Yes. With the current prefetching, I don't think we make any guarantee
to the user that all submodule commits will be fetched (even if all of
the subomdules are checked out).

But if I understand the "find changed submodules" rev walk correctly, we
look for changed submodules in the ancestry chains of the branch tips
(but I'm not sure how the rev walk decides to stop). So we might be
_very close_ to fetching all the commits that we think users care about
even though we don't guarantee that all commits will be fetched.

>> This series makes "git fetch" fetch the right submodules regardless of
>> which commit is checked out, as long as the submodule has already been
>> cloned. In particular, "git fetch" learns to:
>>
>> 1. read submodules from the relevant superproject commit instead of
>>    the file system
>> 2. fetch all changed submodules, even if they are not populated
>
> The real question is not "in which submodules we fetch", but "what
> commits we fetch in these submodules".  I do not think there is a
> good answer to the latter.
>
> Of course, we we take this sequence instead:
>
> 	git checkout branch-with-submodules
> 	git fetch --recurse-submodules
> 	git checkout --recurse-submodules branch-with-submodules
> 	
> things should work correctly (I think we both are assuming that the
> other side allows to fetch _any_ object, not just ref), as "fetch"
> knows what superproject commit it is asked to complete, unlike the
> previous example you gave, where it does not have a clue on what
> superproject commit it is preparing submodules for, right?

So, given my prior description of recursive fetch, we actually _do_ know
which superproject commits to prepare for and which submodule commits to
fetch.

> Also, if the strategy is to prefetch in all submodules that were
> 'init'ed, we do not have to read .gitmodules from the superproject
> commit at all, right?  We can just go check .git/modules/ which is
> available locally.  We need to see which submodules are of local
> interest by consulting .git/config and/or .git/modules/ anyway even
> if we read .gitmodules from the superproject commit to learn what
> modules are there.

Hm, good point. Finding submodules of interest in .git/modules or
.git/config sounds like common sense (it's more obvious than trying to
identify all submodules by doing a rev walk at least). 

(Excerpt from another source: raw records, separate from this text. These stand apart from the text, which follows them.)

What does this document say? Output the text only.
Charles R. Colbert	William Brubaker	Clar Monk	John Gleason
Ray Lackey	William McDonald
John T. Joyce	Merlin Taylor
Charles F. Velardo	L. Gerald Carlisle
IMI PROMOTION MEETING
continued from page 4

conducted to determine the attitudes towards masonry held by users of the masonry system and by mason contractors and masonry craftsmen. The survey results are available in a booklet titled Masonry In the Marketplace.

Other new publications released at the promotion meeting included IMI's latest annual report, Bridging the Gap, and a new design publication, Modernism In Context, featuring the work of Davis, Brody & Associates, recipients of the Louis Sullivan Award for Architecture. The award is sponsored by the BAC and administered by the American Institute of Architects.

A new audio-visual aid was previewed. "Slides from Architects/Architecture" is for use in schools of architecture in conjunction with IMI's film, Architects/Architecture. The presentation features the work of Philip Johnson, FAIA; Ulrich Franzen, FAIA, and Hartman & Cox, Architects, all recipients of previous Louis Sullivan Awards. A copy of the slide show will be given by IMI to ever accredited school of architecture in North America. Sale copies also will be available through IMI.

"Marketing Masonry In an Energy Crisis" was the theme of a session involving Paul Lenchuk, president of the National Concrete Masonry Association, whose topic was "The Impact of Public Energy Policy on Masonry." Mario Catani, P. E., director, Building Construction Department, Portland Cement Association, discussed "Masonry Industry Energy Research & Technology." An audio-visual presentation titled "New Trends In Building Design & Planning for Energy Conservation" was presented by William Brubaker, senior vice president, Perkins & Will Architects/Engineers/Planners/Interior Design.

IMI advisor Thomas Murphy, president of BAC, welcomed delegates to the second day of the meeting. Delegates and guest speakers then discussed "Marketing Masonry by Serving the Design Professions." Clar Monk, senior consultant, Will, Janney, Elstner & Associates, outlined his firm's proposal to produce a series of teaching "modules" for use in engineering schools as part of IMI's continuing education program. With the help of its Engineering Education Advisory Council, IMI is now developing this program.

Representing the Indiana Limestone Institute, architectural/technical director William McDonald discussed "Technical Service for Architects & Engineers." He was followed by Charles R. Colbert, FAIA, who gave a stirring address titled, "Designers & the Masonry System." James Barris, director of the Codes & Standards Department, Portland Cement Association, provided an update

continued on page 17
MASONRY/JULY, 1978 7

That said, just looking at what submodules we have doesn't tell us which
submodule commits we need, which is why we have the "find changed
submodules" rev walk. And since we already have the rev walk (which
tells us which superproject commits we care about), it's not that much
effort to fetch non-checked-out submodules.

So I think we'd eventually want to consult .git/modules and .git/config
(we'll have to do this when we start teaching "git fetch" to clone new
submodules, for example) but it's unnecessary for this series.